New research: LGBT young people 'shut out' of education and employment

New research: LGBT young people 'shut out' of education and employment
News
Posted on 26 Feb 2020

A new report by LGBT equality charity Stonewall and BritainThinks has revealed for the first time what life is like for LGBT young people who are not in education, employment or training (NEET).


The research shows that anti-LGBT bullying, lack of support at home or visible role models can have a devastating impact on LGBT young people’s mental health, and lead many to being ‘shut out’ of higher education and work. The report finds that once out of school and employment, LGBT young people are slipping through the gaps and face significant obstacles to re-entering education and work.

Through in-depth interviews and workshops, 30 LGBT young people were asked about their experiences of being ‘not in education, training and employment’, their mental health experiences and what would help them in the future.

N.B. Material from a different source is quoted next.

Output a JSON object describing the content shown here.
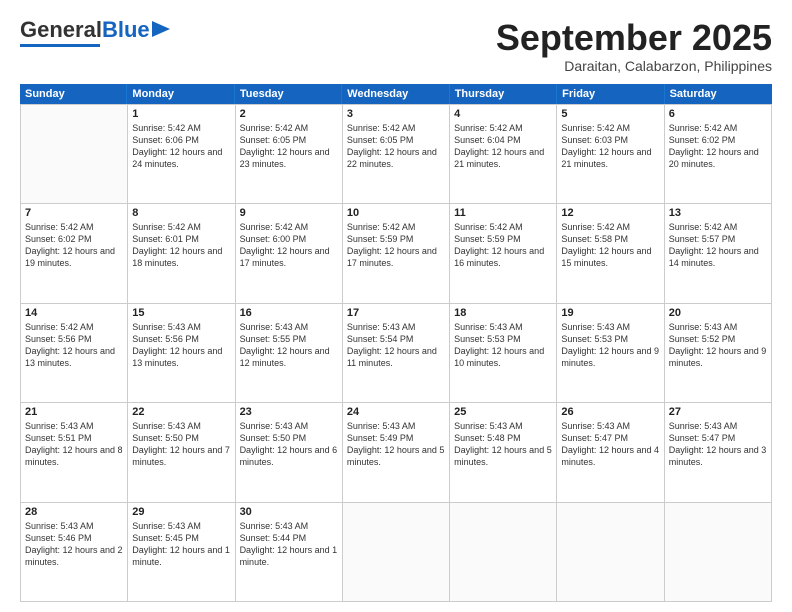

Key findings show why these young people left education, training and employment, including: experiences of familial rejection after coming out as LGBT; isolation at school and college due to anti-LGBT bullying and a lack of LGBT-specific support; negative experiences in the workplace, including anti-LGBT harassment.

The report goes on to show that once out of education and employment, mental-health struggles and difficulties accessing opportunities continue to hold LGBT young people back and prevent them from reaching their full potential.


Commenting on the findings, Mo Wiltshire, Director of Education & Youth at Stonewall, said: “For the first time, this research sheds light on the challenges that young lesbian, gay, bi and trans people have faced, leading them to become shut out of education, employment or training.

“Schools, colleges, local authorities and employers need to open their doors to LGBT young people, starting by creating environments in which everyone can thrive. 


“This research has brought up many areas which we know present particular difficulty for LGBT people, such as bullying and a lack of support from their school days right through to the workplace. But now we can see that these challenges have lasting impacts, which is why it’s time to act.

“Schools, colleges, local authorities and employers need to open their doors to LGBT young people, starting by creating environments in which everyone can thrive. No one should be shut out of education or work because they are LGBT, and we will keep fighting until every LGBT person has the support they need to be themselves and reach their full potential.”